De acordo com o relatório anual Network Barometer Report 2014, mais de 51% de todos os 74 mil aparelhos - avaliados em organizações variadas em 32 países - estão agora envelhecidos.

De acordo com a Dimension Data, dispositivos envelhecidos são aqueles que já não são vendidos, mas que ainda contam com suporte técnico do vendedor e com suporte de fornecedores limitado. Geralmente são aparelhos com três a cinco anos de uso.

Já os dispositivos obsoletos já não contam com suporte técnico. Estes aparelhos possuem, no mínimo, cinco anos ou mais de uso.

Além disso, 27% de todos os devices foram considerados atrasados em relação ao ciclo de vida dos produtos e no ponto onde o fornecedor começa a diminuir o suporte.

A empresa publicou um gráfico para ilustrar a obsolescência dos equipamentos, separando por verticais e detalhando o índice de equipamentos comprados desde 2011 e as empresas que renovaram seus dispositivos até este ano.



Segundo Raoul Tecala, diretor de desenvolvimento de negócios para redes da Dimension Data, nos últimos anos o percentual de dispositivos atrasados aumentou, mas a suposição geral era de que um ciclo de revitalização da tecnologia era eminente.

"Apesar disso, nossas informações revelam que as organização estão enxugando seus ativos de rede por mais tempo do que o esperado", observou Tecala, apontando que muitas empresas ainda mantém dispositivos que já não são mais vendidos e/ou que já não contam mais com suporte técnico.

De acordo com Tecala, existem forças por trás dessa tendência. Após as crises econômicas globais, as organizações estão mantendo o foco na redução de custos – particularmente reduzindo os investimentos em despesas de capital (Capex).

Outro ponto, também ligado à parte de redução de custos, o uso de TI como serviço está cada vez mais em voga entre os CIOs.

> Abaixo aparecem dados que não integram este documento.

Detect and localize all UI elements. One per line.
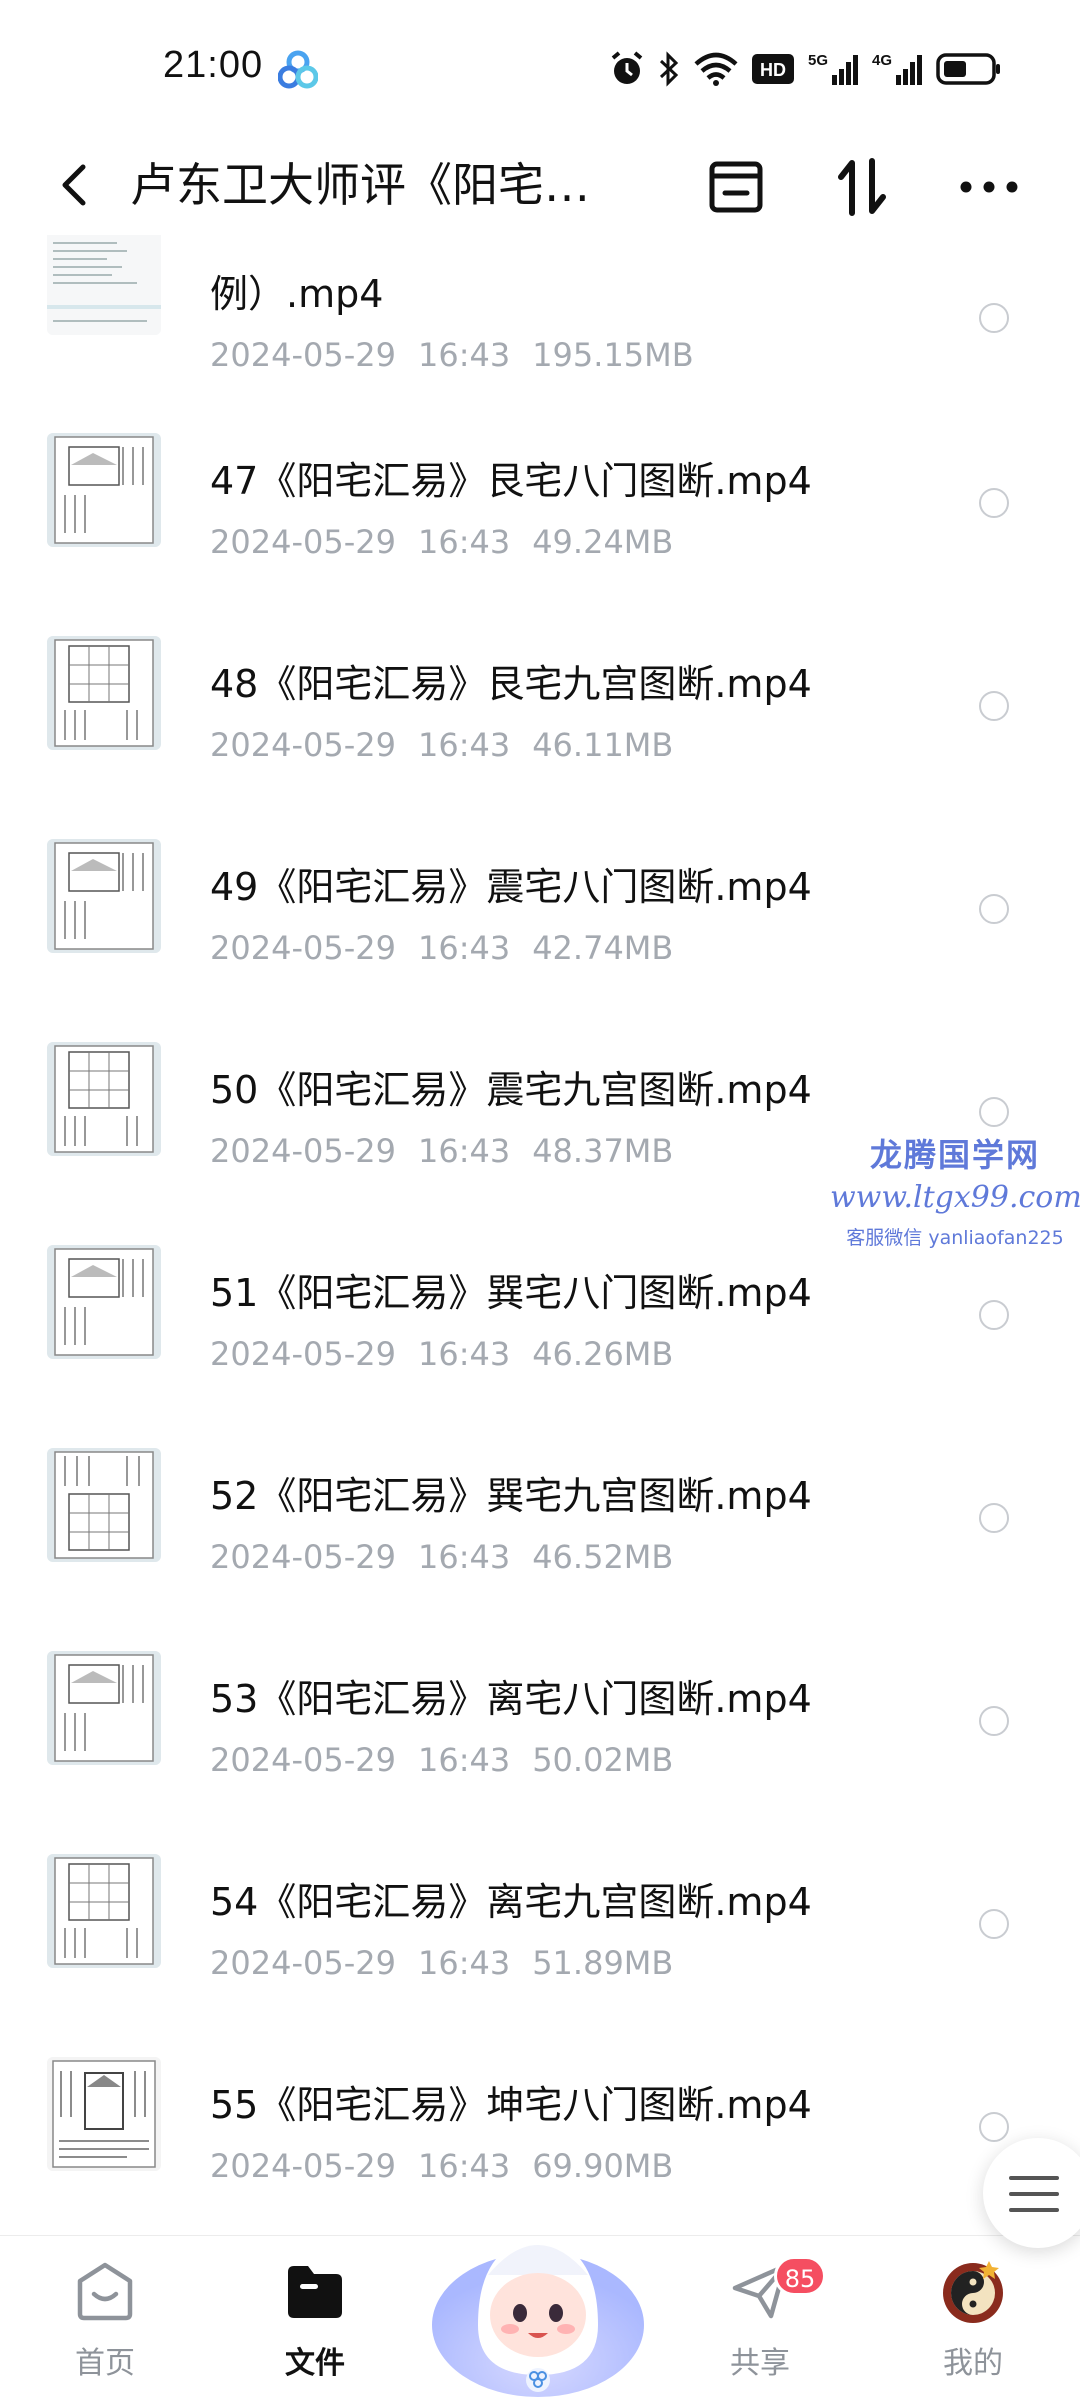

Novidades como redes definidas por software (SDN) estão tirando boa parte do "peso" do hardware e otimizando performance através dos softwares.

“Esperamos que o aumento de cloud computing, mobilidade e do número de “coisas” conectadas irá colocar uma pressão adicional sobre a rede e sobre os clientes que terão de voltar os olhares às suas arquiteturas de rede, e não aos dispositivos individuais”, explica Tecala.

Regionalmente , as Américas, Ásia Pacífico e Europa mostram crescimentos no percentual de aparelhos envelhecidos e obsoletos, enquanto a Austrália, e Oriente Médio e África (MEA) parecem ter melhorado ligeiramente em relação ao ano passado.

No ano passado, a Austrália e MEA mostraram percentuais elevados (acima de 50%) de devices envelhecidos e obsoletos comparado aos números das Américas (37%), Europa (41%) e Ásia Pacífico (44%).

“Muitos desses aumentos podem ser explicados pela macroeconomia. Gastos com redes estão muitas vezes ligados às condições econômicas de cada região: ela diminuir em períodos lentos e acelera quando há crescimento”, avalia o diretor.

Três verticais apresentaram grandes aumentos: serviços financeiros (13%); governo, saúde e educação (11%); e provedores de serviços e telecomunicações (33%).

Na opinião de Tecala, a tendência é de que as organizações invistam mais na otimização de suas arquiteturas internas do que em renovação de seus parques de hardware por uma questão de evitar obsolescência.

"No geral, vemos organizações se tornando mais econômicas em suas abordagens, e mais dispostas a arriscar a ficar com dispositivos ultrapassados em prol da diminuição de gastos. Não há nada de errado com as organizações enxugarem seus ativos pelo maior tempo possível, sujeito a normas organizacionais e políticas de conformidade assim como planos de arquitetura de redes que atendam as necessidades dos negócios", declarou o diretor.